Even with Democrats now controlling the House, where is Trump’s much-touted deal-making mojo, an attribute he campaigned on?

“But the economy!”

Yes, the market has done well since Trump’s election.

The S&P 500 was up about 21% between Trump’s inauguration and May 31 of his third year in office. Under President Obama, it was up about 56% in that same period.

Unemployment is headed down, as it was during seven straight years under Obama.

Wages are up, and that’s a welcome change. But GDP increases so far are no better than some periods under Obama. Deficit spending under Obama was far too high, in part because of the stimulus needed to dig out of the Great Recession.
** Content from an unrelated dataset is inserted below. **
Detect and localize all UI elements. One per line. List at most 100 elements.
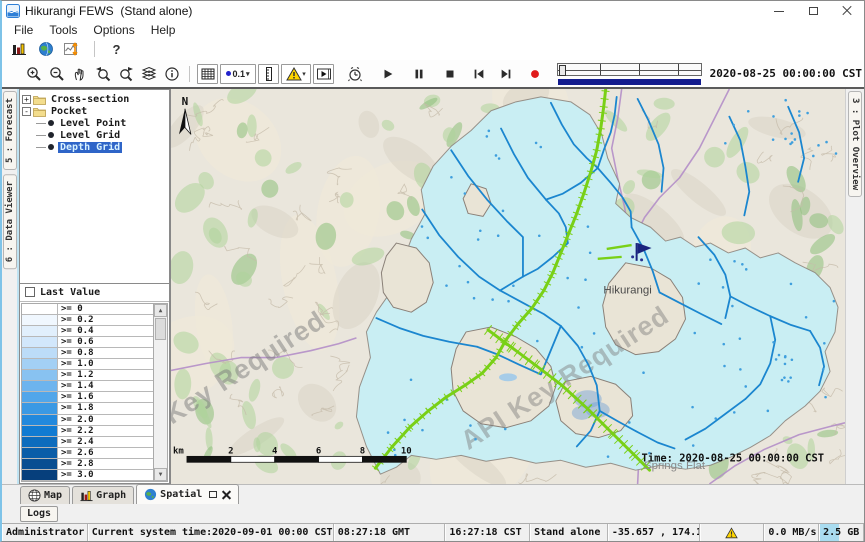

Under Trump, it’s still headed in the wrong direction, once again pushing $1 trillion even though the economy is healthy.

Trump seems to care nothing about the deficit and the national debt, which once breathed life into the Tea Party.

Through all of this, Trump’s base remains loyal. Sadly, the truest words Trump might ever have spoken was when he said he could shoot someone on Fifth Avenue and not lose his supporters.

This non-endorsement isn’t defaulting to whomever the Democrats choose. This newspaper has a history of presidential appointments favoring Republicans starting in the mid-20th century. Except for Lyndon Johnson in 1964, the Sentinel backed Republican presidential nominees from 1952 through 2004, when we recommended John Kerry over another four years of George W. Bush.

As recently as 2012 we recommended Republican Mitt Romney because of what seemed at the time to be Obama’s failure to adequately manage the nation’s finances.

If — however unlikely — a Republican like Romney, now a senator from Utah, or former Ohio Gov. John Kasich successfully primaried the president, we would eagerly give them a look. Same if an independent candidate mounted a legitimate campaign.

We’d even consider backing Trump if, say, he found the proverbial cure for cancer or — about as likely — changed the essence of who he is (he won’t).

The nation must endure another 1½ years of Trump. But it needn’t suffer another four beyond that.

We can do better. We have to do better.